A relação com o seu amigo e pastor Oskar Pfister não mudou após a publicação de O futuro de uma ilusão. Embora concordasse com Freud, Oskar mostrou sua lamentação sobre a ausência dos sentimentos religiosos no psicanalista. Tal sentimento seria advindo da crença, não poderia ser medido ou calculado, mas estaria presente em todos que acreditavam.

Sendo algo subjetivo, cabe a cada um lidar com a sua expressão de modo pessoal independente do sistema religioso. Embora Freud não acreditasse em tal coisa, tinha a consciência de não negar sua existência em outras pessoas. Ainda assim se questionava sobre a exatidão da interpretação dele na necessidade pela religião.

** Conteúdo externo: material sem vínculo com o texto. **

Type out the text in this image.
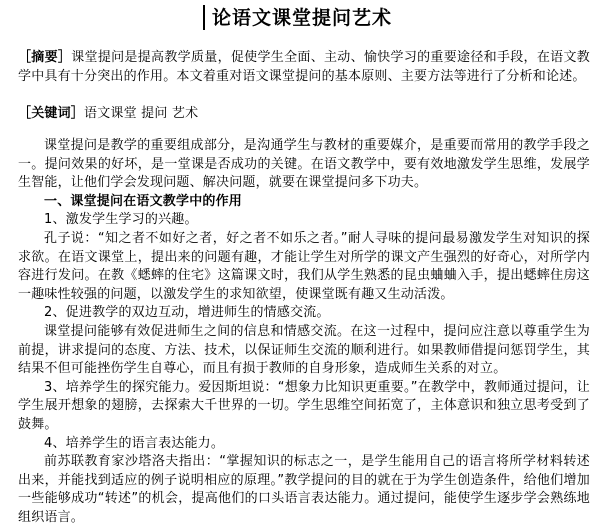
论语文课堂提问艺术
［摘要］课堂提问是提高教学质量，促使学生全面、主动、愉快学习的重要途径和手段，在语文教学中具有十分突出的作用。本文着重对语文课堂提问的基本原则、主要方法等进行了分析和论述。
［关键词］语文课堂 提问 艺术

课堂提问是教学的重要组成部分，是沟通学生与教材的重要媒介，是重要而常用的教学手段之一。提问效果的好坏，是一堂课是否成功的关键。在语文教学中，要有效地激发学生思维，发展学生智能，让他们学会发现问题、解决问题，就要在课堂提问多下功夫。

一、课堂提问在语文教学中的作用

1、激发学生学习的兴趣。

孔子说：“知之者不如好之者，好之者不如乐之者。”耐人寻味的提问最易激发学生对知识的探求欲。在语文课堂上，提出来的问题有趣，才能让学生对所学的课文产生强烈的好奇心，对所学内容进行发问。在教《蟋蟀的住宅》这篇课文时，我们从学生熟悉的昆虫蛐蛐入手，提出蟋蟀住房这一趣味性较强的问题，以激发学生的求知欲望，使课堂既有趣又生动活泼。

2、促进教学的双边互动，增进师生的情感交流。

课堂提问能够有效促进师生之间的信息和情感交流。在这一过程中，提问应注意以尊重学生为前提，讲求提问的态度、方法、技术，以保证师生交流的顺利进行。如果教师借提问惩罚学生，其结果不但可能挫伤学生自尊心，而且有损于教师的自身形象，造成师生关系的对立。

3、培养学生的探究能力。爱因斯坦说：“想象力比知识更重要。”在教学中，教师通过提问，让学生展开想象的翅膀，去探索大千世界的一切。学生思维空间拓宽了，主体意识和独立思考受到了鼓舞。

4、培养学生的语言表达能力。

前苏联教育家沙塔洛夫指出：“掌握知识的标志之一，是学生能用自己的语言将所学材料转述出来，并能找到适应的例子说明相应的原理。”教学提问的目的就在于为学生创造条件，给他们增加一些能够成功“转述”的机会，提高他们的口头语言表达能力。通过提问，能使学生逐步学会熟练地组织语言。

Muitos estudiosos enxergam em Sigmund Freud, O futuro de uma ilusão, apenas como falas favoráveis à genética. Já que não se pode verificar e atestar a sua origem, uma crença poderia ser considerada inválida e falsa. Até hoje o trabalho freudiano sobre levanta discussões controversas a respeito disso.

A religião psicanalítica e racional

Com o fim da leitura, Freud propunha pilares para que o homem se resolvesse distante da religião coerciva. A razão seria a estrutura, de modo a pensar claramente sobre as perspectivas e seu ponto de existência. Nisso:

  • Deveríamos aceitar os acontecimentos naturais e do destino, entendendo e respeitando que isso é o que há de mais superior;
  • A sociedade somente deveria ser construída por meio da razão e lógica, acabando com a imagem do deus ilusório para ter felicidade;
  • Um super homem seria o indivíduo desligado de morais religiosas porque teria capacidade de criar a sua própria moral.

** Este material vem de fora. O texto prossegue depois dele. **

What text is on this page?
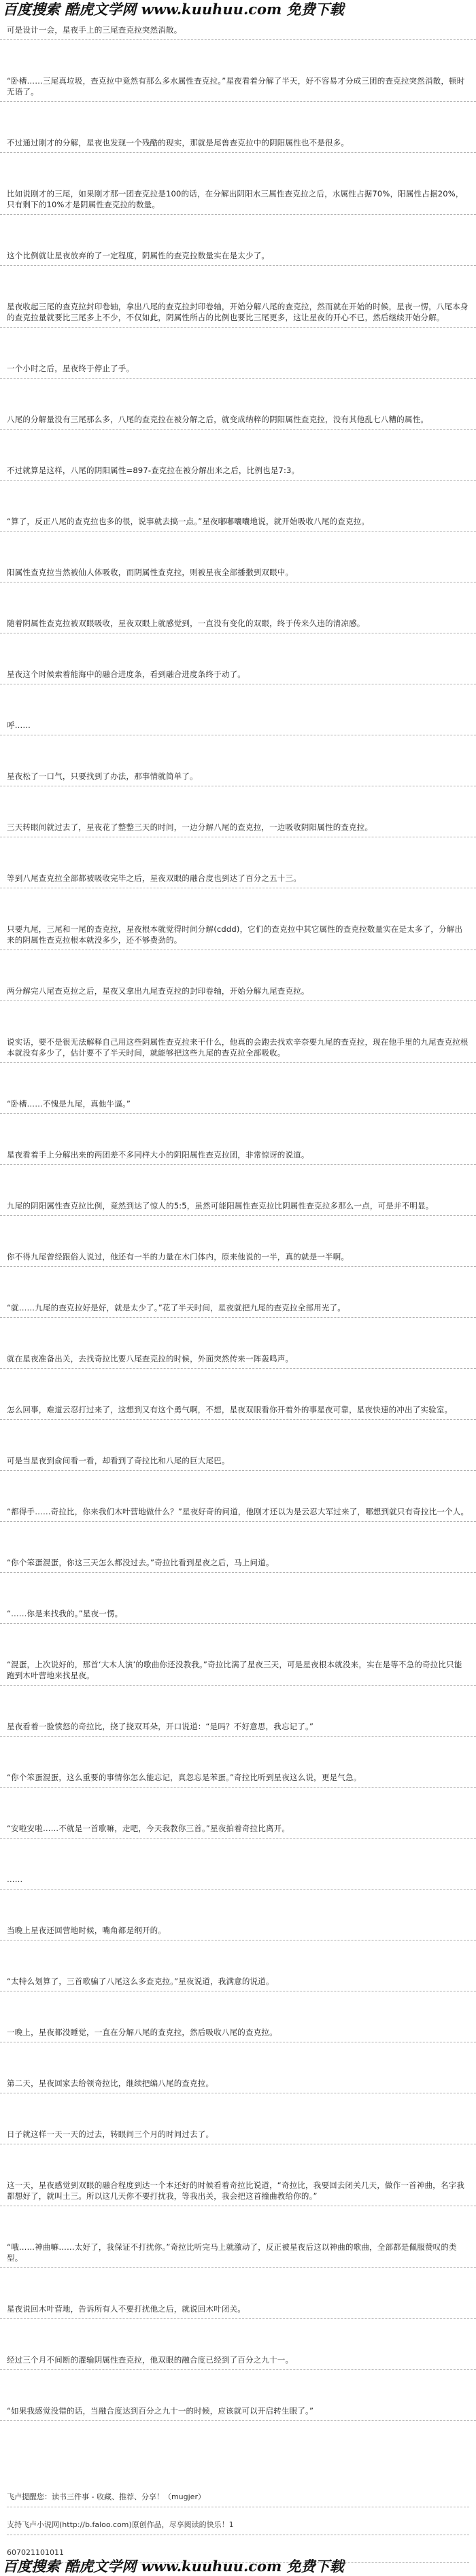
百度搜索 酷虎文学网 www.kuuhuu.com 免费下载
可是设计一会，星夜手上的三尾查克拉突然消散。
“卧槽……三尾真垃圾，查克拉中竟然有那么多水属性查克拉。”星夜看着分解了半天，好不容易才分成三团的查克拉突然消散，顿时无语了。
不过通过刚才的分解，星夜也发现一个残酷的现实，那就是尾兽查克拉中的阴阳属性也不是很多。
比如说刚才的三尾，如果刚才那一团查克拉是100的话，在分解出阴阳水三属性查克拉之后，水属性占据70%，阳属性占据20%，只有剩下的10%才是阴属性查克拉的数量。
这个比例就让星夜放弃的了一定程度，阴属性的查克拉数量实在是太少了。
星夜收起三尾的查克拉封印卷轴，拿出八尾的查克拉封印卷轴，开始分解八尾的查克拉，然而就在开始的时候，星夜一愣，八尾本身的查克拉量就要比三尾多上不少，不仅如此，阴属性所占的比例也要比三尾更多，这让星夜的开心不已，然后继续开始分解。
一个小时之后，星夜终于停止了手。
八尾的分解量没有三尾那么多，八尾的查克拉在被分解之后，就变成纳粹的阴阳属性查克拉，没有其他乱七八糟的属性。
不过就算是这样，八尾的阴阳属性=897-查克拉在被分解出来之后，比例也是7:3。
“算了，反正八尾的查克拉也多的很，说事就去搞一点。”星夜嘟嘟囔囔地说，就开始吸收八尾的查克拉。
阳属性查克拉当然被仙人体吸收，而阴属性查克拉，则被星夜全部播撒到双眼中。
随着阴属性查克拉被双眼吸收，星夜双眼上就感觉到，一直没有变化的双眼，终于传来久违的清凉感。
星夜这个时候索着能海中的融合进度条，看到融合进度条终于动了。
呼……
星夜松了一口气，只要找到了办法，那事情就简单了。
三天转眼间就过去了，星夜花了整整三天的时间，一边分解八尾的查克拉，一边吸收阴阳属性的查克拉。
等到八尾查克拉全部都被吸收完毕之后，星夜双眼的融合度也到达了百分之五十三。
只要九尾，三尾和一尾的查克拉，星夜根本就觉得时间分解(cddd)，它们的查克拉中其它属性的查克拉数量实在是太多了，分解出来的阴属性查克拉根本就没多少，还不够费劲的。
两分解完八尾查克拉之后，星夜又拿出九尾查克拉的封印卷轴，开始分解九尾查克拉。
说实话，要不是很无法解释自己用这些阴属性查克拉来干什么，他真的会跑去找欢辛奈要九尾的查克拉，现在他手里的九尾查克拉根本就没有多少了，估计要不了半天时间，就能够把这些九尾的查克拉全部吸收。
“卧槽……不愧是九尾，真他牛逼。”
星夜看着手上分解出来的两团差不多同样大小的阴阳属性查克拉团，非常惊讶的说道。
九尾的阴阳属性查克拉比例，竟然到达了惊人的5:5，虽然可能阳属性查克拉比阴属性查克拉多那么一点，可是并不明显。
你不得九尾曾经跟俗人说过，他还有一半的力量在木门体内，原来他说的一半，真的就是一半啊。
“就……九尾的查克拉好是好，就是太少了。”花了半天时间，星夜就把九尾的查克拉全部用光了。
就在星夜准备出关，去找奇拉比要八尾查克拉的时候，外面突然传来一阵轰鸣声。
怎么回事，难道云忍打过来了，这想到又有这个勇气啊，不想，星夜双眼看你开着外的事星夜可靠，星夜快速的冲出了实验室。
可是当星夜到俞间看一看，却看到了奇拉比和八尾的巨大尾巴。
“都得手……奇拉比，你来我们木叶营地做什么？”星夜好奇的问道，他刚才还以为是云忍大军过来了，哪想到就只有奇拉比一个人。
“你个笨蛋混蛋，你这三天怎么都没过去。”奇拉比看到星夜之后，马上问道。
“……你是来找我的。”星夜一愣。
“混蛋，上次说好的，那首‘大木人演’的歌曲你还没教我。”奇拉比满了星夜三天，可是星夜根本就没来，实在是等不急的奇拉比只能跑到木叶营地来找星夜。
星夜看着一脸愤怒的奇拉比，挠了挠双耳朵，开口说道：“是吗？不好意思，我忘记了。”
“你个笨蛋混蛋，这么重要的事情你怎么能忘记，真忽忘是苯蛋。”奇拉比听到星夜这么说，更是气急。
“安啦安啦……不就是一首歌嘛，走吧，今天我教你三首。”星夜拍着奇拉比离开。
……
当晚上星夜还回营地时候，嘴角都是纲开的。
“太特么划算了，三首歌骗了八尾这么多查克拉。”星夜说道，我满意的说道。
一晚上，星夜都没睡觉，一直在分解八尾的查克拉，然后吸收八尾的查克拉。
第二天，星夜回家去给领奇拉比，继续把编八尾的查克拉。
日子就这样一天一天的过去，转眼间三个月的时间过去了。
这一天，星夜感觉到双眼的融合程度到达一个本还好的时候看着奇拉比说道，“奇拉比，我要回去闭关几天，做作一首神曲，名字我都想好了，就叫土三。所以这几天你不要打扰我，等我出关，我会把这首撞曲教给你的。”
“哦……神曲嘛……太好了，我保证不打扰你。”奇拉比听完马上就激动了，反正被星夜后这以神曲的歌曲，全部都是佩服赞叹的类型。
星夜说回木叶营地，告诉所有人不要打扰他之后，就说回木叶闭关。
经过三个月不间断的灌输阴属性查克拉，他双眼的融合度已经到了百分之九十一。
“如果我感觉没错的话，当融合度达到百分之九十一的时候，应该就可以开启转生眼了。”
飞卢提醒您：读书三件事 - 收藏、推荐、分享！（mugjer）
支持飞卢小说网(http://b.faloo.com)原创作品，尽享阅读的快乐！1
607021101011
百度搜索 酷虎文学网 www.kuuhuu.com 免费下载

Considerações finais sobre O futuro de uma ilusão

O futuro de uma ilusão mostra uma exposição de como a religião condicionou a humanidade a abrir mão da selvageria. Para Freud, isso significou a inibição dos instintos, de modo a construir uma imagem de encaixe e acolhimento social. A imagem de proteção vista por ela era um meio de nos privar de quem realmente éramos.

Com isso, o psicanalista via a religião como algo muito repressor e aponta à necessidade da existência de lógica e razão. Por meio delas conseguiríamos atingir um ambiente sociável nos valendo daquilo que poderíamos enxergar e acreditar. Finaliza com a ideia de que criamos valores próprios e superamos os outros animais por causa de nossa inteligência.